Если же это истинно (как оно, конечно, и есть), то не было так называемой «Энады» умов, которая бы, насытившись божественным постоянством, разделилась и своим рассеянием произвела возникновение этого Mipa, чтобы нам [на основании этого] не делать Благо чем–то описуемым и дешевым, как ограничивающееся каким–то насыщением и бывающее причиной восстания для тех, чье влечение оно не смогло удержать недвижным. И зря продолжают некоторые, как мне кажется, вещать об этой [Энаде], воображая то, чего нет, и что тяжелее, конечно, [вынести] клевеща даже на этого блаженного отца, будто он так думал. Но оставив их как есть, то есть под этим предлогом имеющими возможность не только самим преспокойно думать, что души пришли в телаиз прежнего вида [своей] жизни в наказание за бывшие [в ней] прежде злые [дела], но и других пытаться так же основательно обманывать ссылкой на авторитеты, поступая некрасиво и недостойно, [оставив им это,] сами мы мысль Учителя благочестиво рассмотрим вдобавок к сказанному и под иным углом [или: тропосом].
Не думаю, чтобы он здесь хотел изложить [причину] возникновения человеческой [природы], (1092) но[, полагаю,] причину наложившегося на него бедствия. Ибо оплакав жалкое состояние нашего тела в словах: «Ох уж это мне сопряжение и отчуждение! Которого боюсь, то холю; и которое лелею, того страшусь» [320] (и далее [по тексту]); и как бы сам к себе [обратившись] в недоумении с вопросом о причине зол, держащих нас в тисках, и о соответствующем этой [причине] мудрейшем промысле: «Какова обо мне мудрость, и что за великая это тайна?» он прибавляет, разъясняя решение [вопроса] так: «Разве что для того, чтобы, будучи частицей Бога и стекши свыше, мы не презирали Создателя, превозносясь своим достоинством и надмеваясь, хочет [Он], чтобы мы всегда к Нему взирали в борьбе и брани с телом, и чтобы сопряженная [с нами] немощь была детоводительницей [нашего] достоинства».
320
Григорий Богослов. Слово 14.7: PG 35, 865В.
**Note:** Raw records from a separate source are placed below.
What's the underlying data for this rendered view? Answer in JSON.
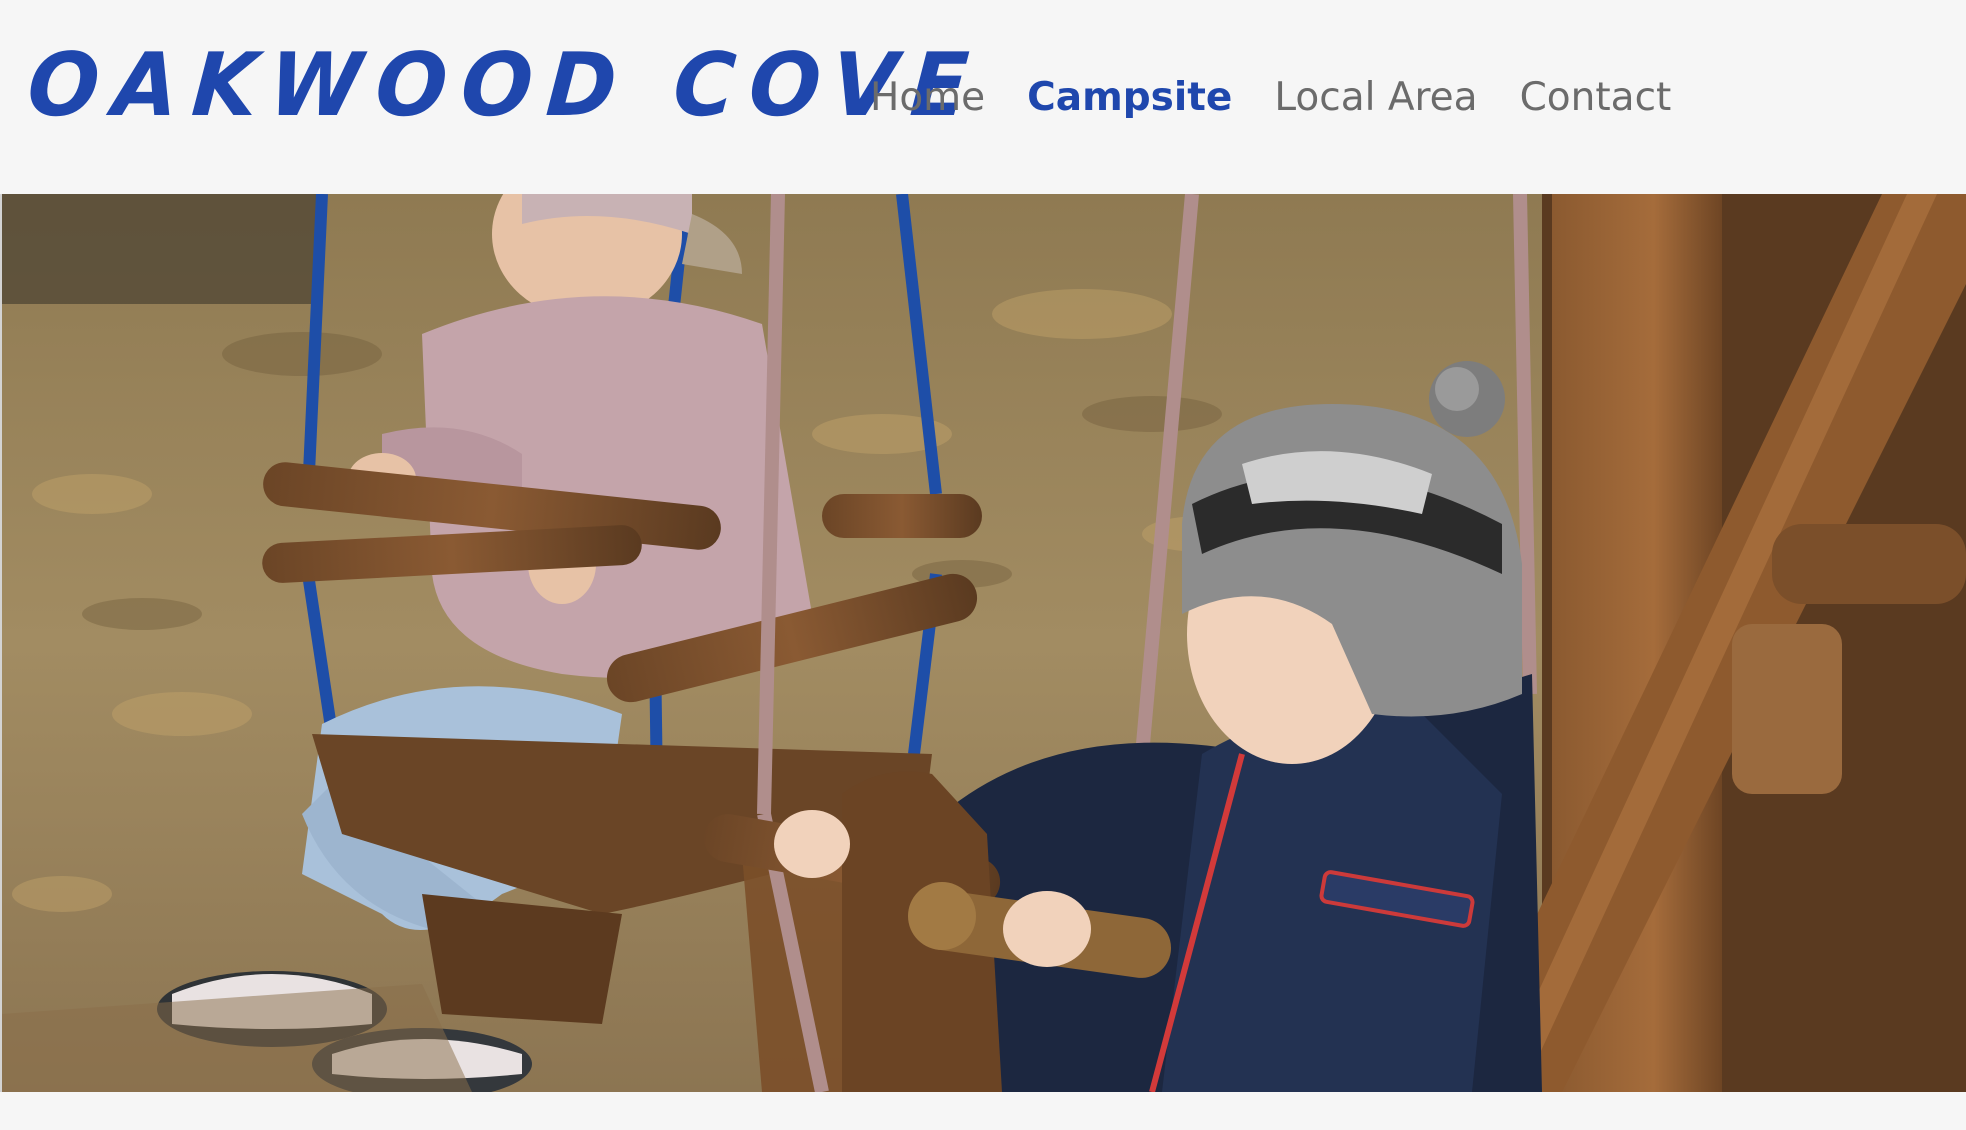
{
  "site": {
    "logo_text": "OAKWOOD COVE"
  },
  "nav": {
    "items": [
      {
        "label": "Home",
        "active": false
      },
      {
        "label": "Campsite",
        "active": true
      },
      {
        "label": "Local Area",
        "active": false
      },
      {
        "label": "Contact",
        "active": false
      }
    ]
  },
  "colors": {
    "brand": "#1f47ad",
    "nav": "#6b6b6b",
    "background": "#f6f6f6"
  },
  "hero": {
    "subject": "two-children-on-playground-swings-photo"
  }
}
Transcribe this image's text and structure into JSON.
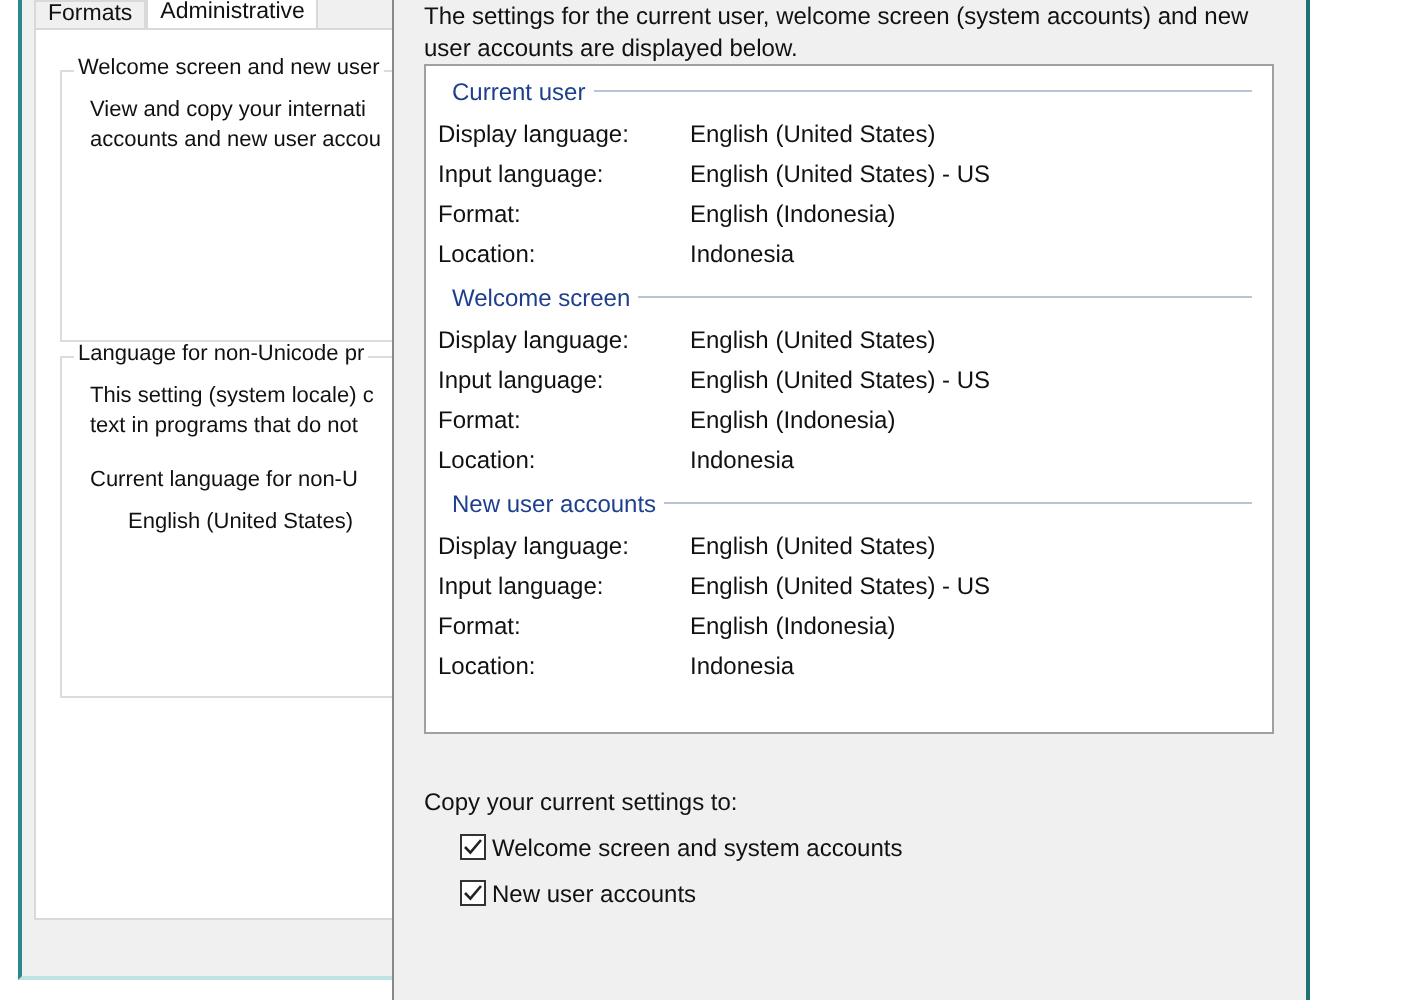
{
  "back_dialog": {
    "tabs": [
      {
        "label": "Formats",
        "selected": false
      },
      {
        "label": "Administrative",
        "selected": true
      }
    ],
    "groups": [
      {
        "title": "Welcome screen and new user",
        "lines": [
          "View and copy your internati",
          "accounts and new user accou"
        ]
      },
      {
        "title": "Language for non-Unicode pr",
        "lines": [
          "This setting (system locale) c",
          "text in programs that do not"
        ],
        "current_label": "Current language for non-U",
        "current_value": "English (United States)"
      }
    ]
  },
  "dialog": {
    "intro_lines": [
      "The settings for the current user, welcome screen (system accounts) and new",
      "user accounts are displayed below."
    ],
    "sections": [
      {
        "title": "Current user",
        "rows": [
          {
            "label": "Display language:",
            "value": "English (United States)"
          },
          {
            "label": "Input language:",
            "value": "English (United States) - US"
          },
          {
            "label": "Format:",
            "value": "English (Indonesia)"
          },
          {
            "label": "Location:",
            "value": "Indonesia"
          }
        ]
      },
      {
        "title": "Welcome screen",
        "rows": [
          {
            "label": "Display language:",
            "value": "English (United States)"
          },
          {
            "label": "Input language:",
            "value": "English (United States) - US"
          },
          {
            "label": "Format:",
            "value": "English (Indonesia)"
          },
          {
            "label": "Location:",
            "value": "Indonesia"
          }
        ]
      },
      {
        "title": "New user accounts",
        "rows": [
          {
            "label": "Display language:",
            "value": "English (United States)"
          },
          {
            "label": "Input language:",
            "value": "English (United States) - US"
          },
          {
            "label": "Format:",
            "value": "English (Indonesia)"
          },
          {
            "label": "Location:",
            "value": "Indonesia"
          }
        ]
      }
    ],
    "copy_label": "Copy your current settings to:",
    "options": [
      {
        "label": "Welcome screen and system accounts",
        "checked": true
      },
      {
        "label": "New user accounts",
        "checked": true
      }
    ]
  }
}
Это как если бы он говорил, поскольку человек из души и тела пришел в бытие за счет благости со стороны Бога, что данная ему при этом словесная и умозрящая душа, как [изначально] существующая, конечно, по образу Сотворившего ее, с одной стороны, соответственно влечению и всепоглащающей любви, от всего [ее] можения [исходящей], со знанием крепко держащаяся Бога и приобретшая обоженность соответственно подобию; а с другой соответственно знающему промыслу, [обращенному] на нижестоящее, и заповеди, повелевающей «любити ближняго якоже сам себе» (Мф. 22, 39), разумно поддерживающая тело, [поскольку] она посредничает в том, чтобы через добродетели сделал его словесным, и как со–раба, своим у Бога, живущий в [ней] Творец, [такая душа] сделает Самого [ее с телом] Связавшего нерасторжимой связью с ним даже и данного [ей] бессмертия, чтобы чем Бог [является] для души, тем же стала душа для тела; и обнаружилось, что один Создатель всего, посредством человечества шествующий во всех существующих [творениях] соразмерно [каждому из них]; и [чтобы] сошлись воедино многие отстоящие друг от друга по природе, сходясь друг с другом у единой природы человека, и [чтобы] стал Сам «Бог всяческая во всем» (1 Кор. 15, 28), все заключив и воипостазировав в Себе, вплоть до того, что ни одно из существующих [творений] не имело бы движения, предоставленного себе и непричастного Его присутствию, соответственно которому мы и боги, и чада, и Тело, и члены, и частица Бога, и тому подобное, есмы и называемся по отношению к завершению [как осуществленности] Божественной цели.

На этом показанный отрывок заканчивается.